Hollywood’un  sonu mu geliyor?

Hafta içi, hafta sonu, gişe filmi, sanat filmi fark etmeksizin Amerika’da sinema salonları sinek avlıyor. Bazı kompleksler terk edilmiş, hayalet binalara dönmüş durumda. Aşağıdaki grafik Amerika’da yıllık bilet satışlarının (sağ eksen) 2002’deki 1,58 milyar tepe seviyesinden, 2017 senesinde 1,18 milyara kadar gerilediğini gösteriyor. Yani yaklaşık yüzde 24 gibi büyük bir bilet kaybından söz ediyoruz. Gişe hasılatındaki (sol eksen) düşüş ise daha da çarpıcı. Zirve senesi olan 2002’deki enflasyondan arındırılmış hasılat 14,09 milyar dolar iken 2017’deki hasılat, yaklaşık yüzde 31 azalarak, 9,65 milyar dolar olmuş.

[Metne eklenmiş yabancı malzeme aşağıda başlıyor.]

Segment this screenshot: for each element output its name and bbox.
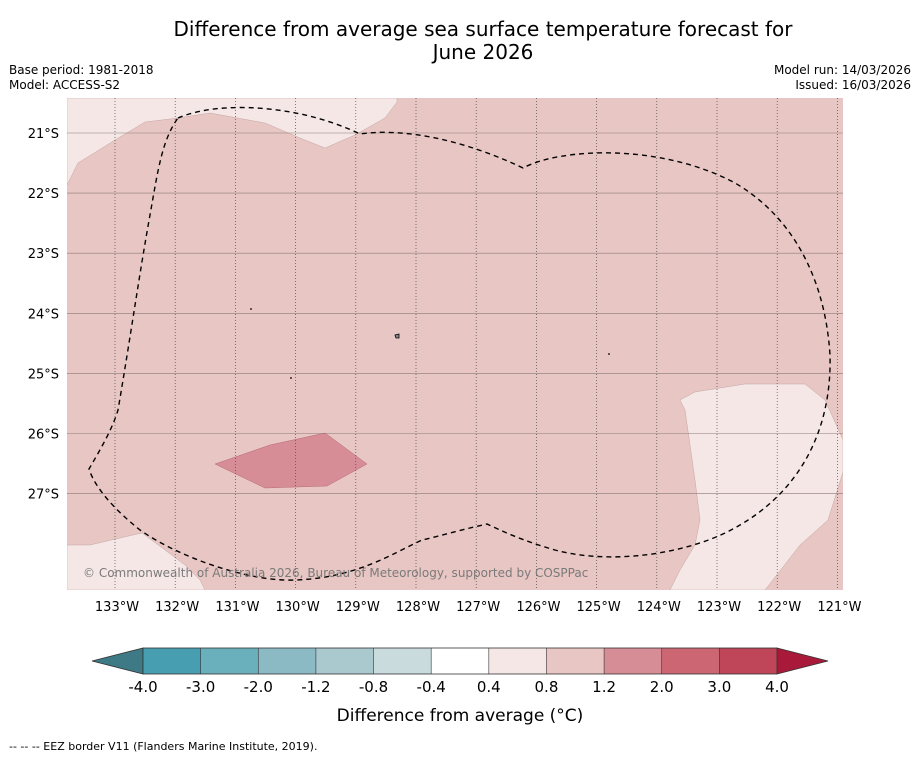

Son 23 senede ekonominin hızla büyüdüğünü ve nüfusun sürekli arttığını düşünürsek bu figürlerin yerinde sayması bile sektörün göreli olarak daraldığı manasına gelecekken, bilet satışındaki ve gişe hasılatındaki bu mutlak gerilemeler sektörün düpedüz bir bunalıma sürüklendiğini gösteriyor.
hollywood-un-sonu-mu-geliyor-470785-1.
Bir diğer gösterge de senelik gişe rekoru kıran filmlerin hasılatının azalıyor olması. Doksanlardan sonrasına baktığımızda Titanik, günümüz sabit fiyatlarıyla, 1,21 milyar dolarlık gişe yapmışken, misal, 2016’nın lideri Rogue One: A Star Wars Story sadece 540 milyon dolar gişe yapmış. Yarısı bile değil.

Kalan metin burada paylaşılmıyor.